Pfizer's $2.3 billion settlement announced last month by the US Department of Justice, for fraudulent marketing of Bextra, Geodon, Lyrica and Zyvox inducts the world's biggest drug maker into the pharma Three-Peat Hall of Fame.
It's only been five years since Pfizer agreed to pay $430 million for seizure drug Neurontin abuses and entered into a Corporate Integrity Agreement (CIA), a trust-but-verify arrangement with the Office of Inspector General of the Department of Health and Human Services, in 2004.
And it's only been seven years since Pfizer agreed to pay $49 million to settle charges it defrauded Medicaid by overcharging for cholesterol drug Lipitor and entered into another CIA in 2002.
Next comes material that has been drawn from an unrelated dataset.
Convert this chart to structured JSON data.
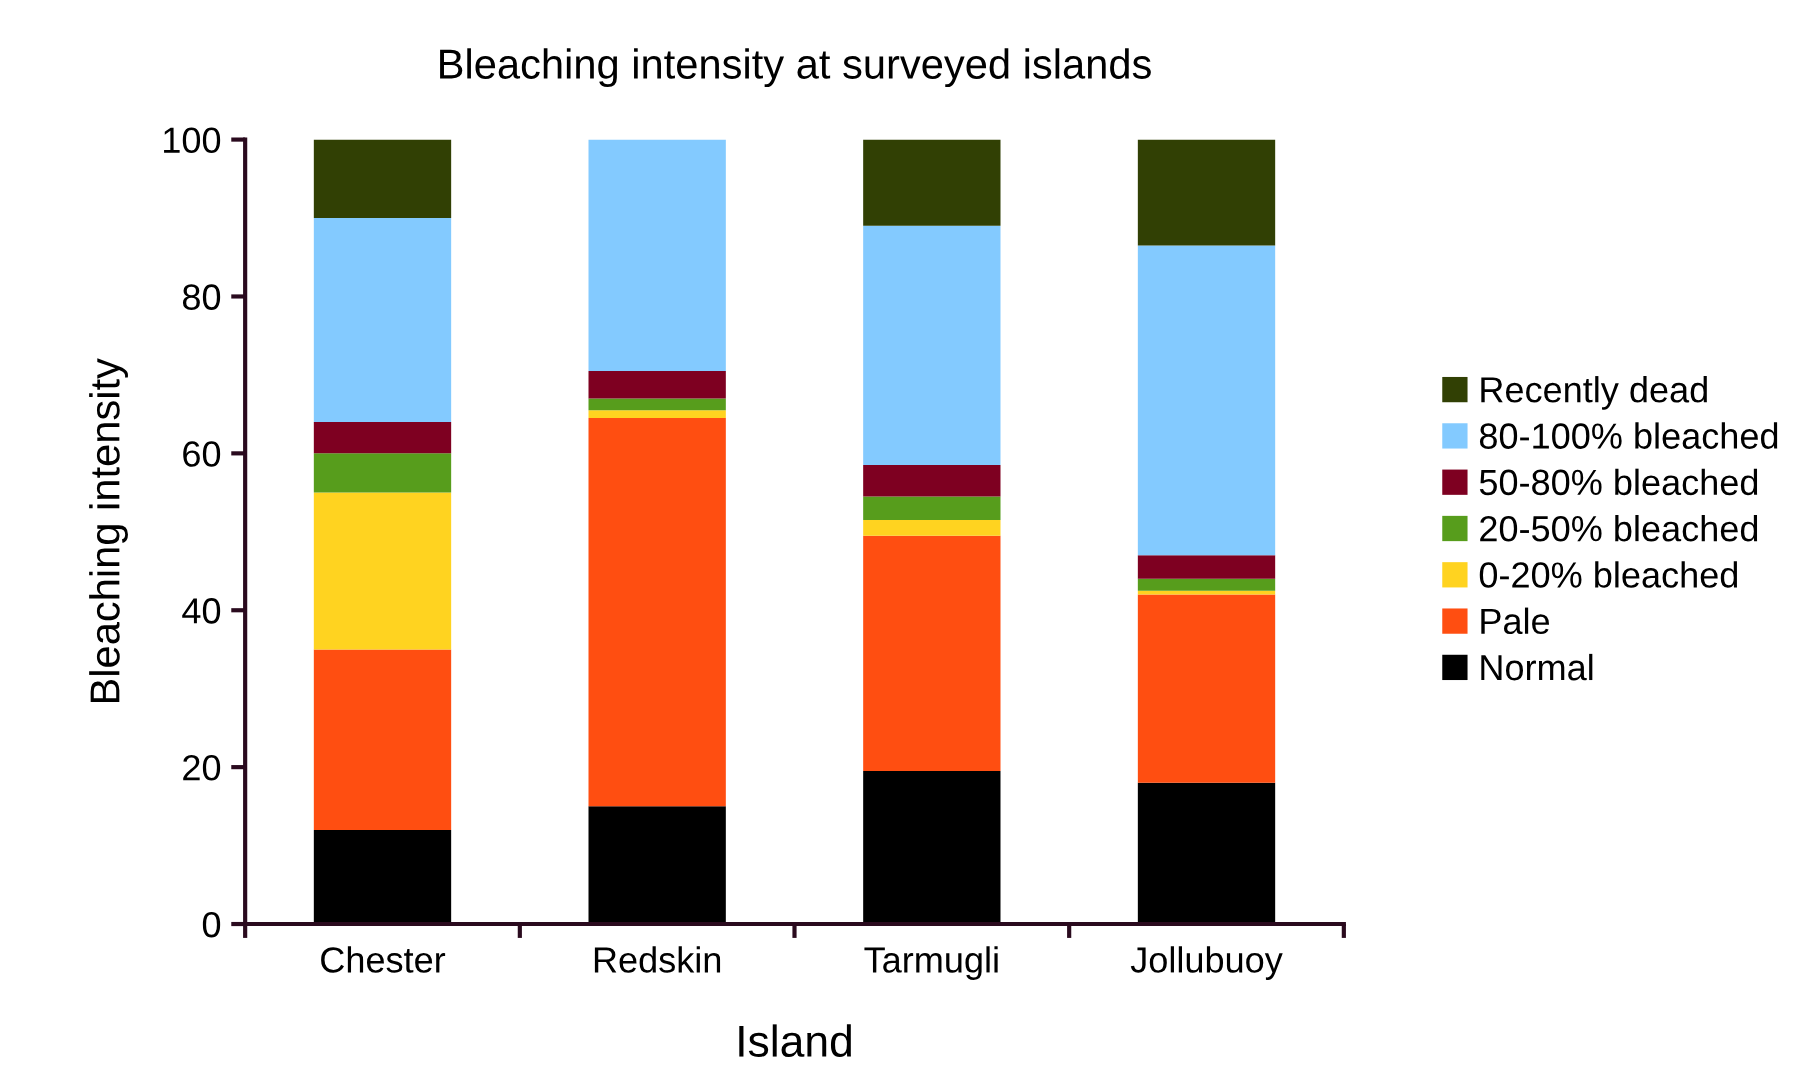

Pfizer's fraud settlement for pain drug Bextra, withdrawn in 2004, antipsychotic Geodon, seizure drug Lyrica and antibiotic Zyvox is the largest pharmaceutical fraud settlement in the history of the Department of Justice--and the largest criminal fine ever imposed in the United States.
More than 10,000 postal employees on workers compensation were treated with Bextra, Geodon, Lyrica and Zyvox says Joseph Finn, Special Agent in Charge for the Postal Service's Office of Inspector General. Forty-three states will share in the givebacks.
But it's the same off-label and kickback tango---causing "false claims to be submitted to government health care programs," also known as our tax dollars--Pfizer has been charged with before.